2) If I’m going to do an overnight thingy, I usually let the dough rise and then put in the fridge. Then I bring to room temperature and bake the next day. This would probably do well for you, too.
3) This particular recipe doesn’t rise much – it’s based on the old fashioned pillsburty pop-em cans which produce very small doughy cinnamon rolls that my husband just loved – not the new versions pillsbury puts out that get all huge and puffy. This might be the difference. Even in my gluteny days, those rolls didn’t rise much when baked (I’m talking the pop-em cans). I would try Poe Boys Cinnamon Rolls or the Cinnabon Clone instead, or use your own cinnamon roll recipe and increase the liquid by 50%.
Hi Naomi-
Thanks so much for your reply. I made another batch today and the same result.
I will try the cinnabon receipe next.
The yeast is brand new and I made the challah bread last week and it turned out great.

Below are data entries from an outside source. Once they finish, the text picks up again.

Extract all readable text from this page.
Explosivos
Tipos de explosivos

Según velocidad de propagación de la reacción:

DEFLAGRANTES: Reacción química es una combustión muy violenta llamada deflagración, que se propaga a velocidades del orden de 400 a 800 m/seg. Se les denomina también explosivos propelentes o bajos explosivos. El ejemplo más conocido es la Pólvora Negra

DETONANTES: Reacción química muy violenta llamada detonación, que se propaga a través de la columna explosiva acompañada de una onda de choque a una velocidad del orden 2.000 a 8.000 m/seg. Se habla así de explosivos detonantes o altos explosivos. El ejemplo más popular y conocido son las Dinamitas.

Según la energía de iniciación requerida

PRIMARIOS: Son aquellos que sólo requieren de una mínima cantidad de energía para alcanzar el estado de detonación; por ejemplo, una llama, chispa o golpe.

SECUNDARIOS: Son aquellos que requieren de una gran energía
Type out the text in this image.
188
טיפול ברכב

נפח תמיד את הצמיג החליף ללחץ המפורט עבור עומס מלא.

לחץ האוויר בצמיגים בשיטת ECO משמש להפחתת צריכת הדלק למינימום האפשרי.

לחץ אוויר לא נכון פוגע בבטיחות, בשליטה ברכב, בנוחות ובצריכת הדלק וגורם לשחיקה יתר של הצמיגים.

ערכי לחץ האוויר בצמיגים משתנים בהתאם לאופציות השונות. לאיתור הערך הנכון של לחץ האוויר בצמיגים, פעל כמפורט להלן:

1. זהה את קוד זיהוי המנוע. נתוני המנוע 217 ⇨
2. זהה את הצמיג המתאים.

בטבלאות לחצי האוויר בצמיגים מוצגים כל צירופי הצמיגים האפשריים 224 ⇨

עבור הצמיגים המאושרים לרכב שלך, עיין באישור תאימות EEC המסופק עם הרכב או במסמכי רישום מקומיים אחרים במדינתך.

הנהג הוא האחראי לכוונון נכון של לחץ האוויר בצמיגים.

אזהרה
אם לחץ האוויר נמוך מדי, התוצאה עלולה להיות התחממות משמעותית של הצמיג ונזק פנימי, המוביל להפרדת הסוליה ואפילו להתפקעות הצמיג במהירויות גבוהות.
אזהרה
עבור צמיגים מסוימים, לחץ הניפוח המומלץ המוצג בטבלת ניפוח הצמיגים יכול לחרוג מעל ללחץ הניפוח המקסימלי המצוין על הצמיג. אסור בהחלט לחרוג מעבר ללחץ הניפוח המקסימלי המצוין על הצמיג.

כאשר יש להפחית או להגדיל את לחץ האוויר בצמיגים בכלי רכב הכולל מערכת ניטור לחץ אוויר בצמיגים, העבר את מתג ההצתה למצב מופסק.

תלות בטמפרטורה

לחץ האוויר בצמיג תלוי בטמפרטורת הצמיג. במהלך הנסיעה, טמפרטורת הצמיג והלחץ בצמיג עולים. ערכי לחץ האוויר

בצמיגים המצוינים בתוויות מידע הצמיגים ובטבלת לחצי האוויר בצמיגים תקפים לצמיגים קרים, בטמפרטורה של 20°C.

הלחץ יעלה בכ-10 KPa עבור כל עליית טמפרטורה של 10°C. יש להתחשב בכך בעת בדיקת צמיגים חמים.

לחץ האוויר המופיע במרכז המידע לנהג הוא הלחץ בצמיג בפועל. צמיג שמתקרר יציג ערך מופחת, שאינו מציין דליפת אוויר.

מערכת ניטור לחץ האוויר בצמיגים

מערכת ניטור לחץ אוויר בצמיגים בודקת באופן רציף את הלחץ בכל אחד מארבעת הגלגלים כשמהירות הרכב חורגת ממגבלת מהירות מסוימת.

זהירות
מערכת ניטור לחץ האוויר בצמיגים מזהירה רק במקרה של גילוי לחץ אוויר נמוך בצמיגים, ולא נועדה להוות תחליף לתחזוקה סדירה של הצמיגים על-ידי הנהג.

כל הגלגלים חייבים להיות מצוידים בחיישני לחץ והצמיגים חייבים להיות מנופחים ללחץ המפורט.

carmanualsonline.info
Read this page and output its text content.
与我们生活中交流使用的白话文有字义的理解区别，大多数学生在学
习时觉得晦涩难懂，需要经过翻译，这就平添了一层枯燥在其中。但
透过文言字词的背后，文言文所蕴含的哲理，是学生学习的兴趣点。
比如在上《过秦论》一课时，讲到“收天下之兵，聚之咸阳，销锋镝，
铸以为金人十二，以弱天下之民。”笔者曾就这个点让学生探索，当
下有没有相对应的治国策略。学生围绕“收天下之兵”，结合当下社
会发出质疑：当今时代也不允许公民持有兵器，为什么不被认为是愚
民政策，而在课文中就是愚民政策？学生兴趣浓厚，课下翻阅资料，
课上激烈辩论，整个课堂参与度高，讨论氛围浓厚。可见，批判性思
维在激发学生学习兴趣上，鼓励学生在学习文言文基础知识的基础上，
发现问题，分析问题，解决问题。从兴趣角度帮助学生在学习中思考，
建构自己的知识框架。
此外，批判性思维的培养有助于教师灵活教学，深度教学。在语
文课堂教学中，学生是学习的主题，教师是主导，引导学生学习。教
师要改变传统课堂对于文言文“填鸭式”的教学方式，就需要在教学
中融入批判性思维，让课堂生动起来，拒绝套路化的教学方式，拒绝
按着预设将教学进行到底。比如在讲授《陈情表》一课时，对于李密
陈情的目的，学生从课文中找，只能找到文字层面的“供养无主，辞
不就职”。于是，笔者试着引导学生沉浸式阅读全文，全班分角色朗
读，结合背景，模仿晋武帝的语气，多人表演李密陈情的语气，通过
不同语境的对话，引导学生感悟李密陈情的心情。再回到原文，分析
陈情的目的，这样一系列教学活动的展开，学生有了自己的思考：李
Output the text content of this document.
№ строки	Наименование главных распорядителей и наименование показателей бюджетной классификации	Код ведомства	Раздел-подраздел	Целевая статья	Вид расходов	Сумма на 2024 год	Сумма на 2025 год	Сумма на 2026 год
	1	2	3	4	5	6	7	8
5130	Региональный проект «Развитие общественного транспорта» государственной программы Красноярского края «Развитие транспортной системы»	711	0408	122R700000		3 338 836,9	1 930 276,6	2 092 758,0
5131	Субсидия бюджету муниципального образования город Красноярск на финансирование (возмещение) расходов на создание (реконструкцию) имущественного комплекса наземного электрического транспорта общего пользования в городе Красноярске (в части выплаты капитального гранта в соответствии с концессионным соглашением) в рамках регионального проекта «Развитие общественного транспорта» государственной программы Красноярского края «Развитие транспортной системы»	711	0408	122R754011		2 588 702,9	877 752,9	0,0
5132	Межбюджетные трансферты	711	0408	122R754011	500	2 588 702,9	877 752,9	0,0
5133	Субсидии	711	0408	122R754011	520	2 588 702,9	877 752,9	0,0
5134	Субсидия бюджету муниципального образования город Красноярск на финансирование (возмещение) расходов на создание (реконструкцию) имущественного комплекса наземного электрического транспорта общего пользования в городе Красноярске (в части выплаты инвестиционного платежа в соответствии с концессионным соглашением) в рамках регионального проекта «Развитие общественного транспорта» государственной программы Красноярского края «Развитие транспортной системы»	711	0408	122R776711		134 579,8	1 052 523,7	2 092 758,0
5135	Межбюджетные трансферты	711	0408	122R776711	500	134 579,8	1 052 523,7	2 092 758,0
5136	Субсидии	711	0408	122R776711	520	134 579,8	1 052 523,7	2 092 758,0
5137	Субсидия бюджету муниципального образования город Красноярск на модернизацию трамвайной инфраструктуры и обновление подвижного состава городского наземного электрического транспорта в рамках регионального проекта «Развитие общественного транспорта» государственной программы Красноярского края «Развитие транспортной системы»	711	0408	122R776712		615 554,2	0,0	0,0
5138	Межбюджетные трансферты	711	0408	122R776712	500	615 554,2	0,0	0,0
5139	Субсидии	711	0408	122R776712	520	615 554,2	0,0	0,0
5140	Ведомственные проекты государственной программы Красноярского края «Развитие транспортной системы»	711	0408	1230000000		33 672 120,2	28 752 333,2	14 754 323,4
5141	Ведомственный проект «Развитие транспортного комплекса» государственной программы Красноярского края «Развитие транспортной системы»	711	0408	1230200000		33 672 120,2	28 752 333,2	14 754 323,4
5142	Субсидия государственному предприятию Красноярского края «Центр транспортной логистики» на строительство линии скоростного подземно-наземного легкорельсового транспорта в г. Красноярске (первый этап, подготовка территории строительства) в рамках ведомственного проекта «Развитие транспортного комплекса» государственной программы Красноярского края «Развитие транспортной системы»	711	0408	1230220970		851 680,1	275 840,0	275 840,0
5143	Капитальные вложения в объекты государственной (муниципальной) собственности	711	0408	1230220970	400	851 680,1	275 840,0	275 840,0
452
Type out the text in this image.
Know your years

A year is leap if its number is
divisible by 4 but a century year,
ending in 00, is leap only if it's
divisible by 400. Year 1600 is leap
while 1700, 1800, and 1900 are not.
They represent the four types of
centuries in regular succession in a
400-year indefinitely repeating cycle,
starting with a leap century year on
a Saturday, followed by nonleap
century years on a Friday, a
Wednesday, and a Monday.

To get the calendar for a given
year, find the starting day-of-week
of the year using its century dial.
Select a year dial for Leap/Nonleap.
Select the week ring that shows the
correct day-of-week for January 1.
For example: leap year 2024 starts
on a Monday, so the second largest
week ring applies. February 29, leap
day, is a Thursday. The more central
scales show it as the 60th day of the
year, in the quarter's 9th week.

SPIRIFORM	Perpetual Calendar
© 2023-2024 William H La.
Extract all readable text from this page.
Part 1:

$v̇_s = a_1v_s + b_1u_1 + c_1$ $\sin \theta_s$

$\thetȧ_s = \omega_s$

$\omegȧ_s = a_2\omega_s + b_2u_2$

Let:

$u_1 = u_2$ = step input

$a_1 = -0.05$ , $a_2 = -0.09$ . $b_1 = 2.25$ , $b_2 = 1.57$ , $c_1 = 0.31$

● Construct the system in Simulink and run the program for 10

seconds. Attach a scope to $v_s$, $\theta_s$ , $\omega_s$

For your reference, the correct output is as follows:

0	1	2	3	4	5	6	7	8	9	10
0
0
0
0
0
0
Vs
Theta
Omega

I’ll keep trying. Thank you!
Carol
HI, Carol!
That helps me a lot – thanks for writing back. Knowing your challah turned out helps me eliminate the too-hot oven option, and the fact it didn’t rise to your specs freshly made eliminates the fridge issue. Looks like this particular recipe isn’t the one for you – I do think you’ll love the cinnabon clone – it’s VERY fluffy and yummy. Here is a link (with pics) to someone’s version of our recipe, so you can see the fluffiness!
Hello,
I tried making this recipe today several times and failed each time. I start the recipe exactly like it says and when it comes to rolling it back up to form the rolls, it just sticks to the surface and/or breaks off. I have tried using just the counter top and wax paper along with using a lot of flour to avoid the stickyness without much luck.
Any help you could give would be appreicated.
thanks
Alexandrea
Hrm – unless I’m in the kitchen with you (or staring at a video of you making the rolls) it’s going to be hard to see what may be going wrong.This recipe is a rather firmer dough than our usual recipes, so stickiness should not be an issue for you, especially if you’re using lots of flour. My initial guess is that by weight you’re measuring the flour way too light or the liquid way too heavy – if you’re guestimating the liquid, or using something other than a liquid measuring cup at eye level for the liquid it would be easy to do this.
Another option ist hat you’re ‘stretching’ the dough rather than being gentle with the turning – this dough is very delicate and will break or tear if treated too roughly – it really is like play dough.
If you can give more details, I can help to determine what may be going on.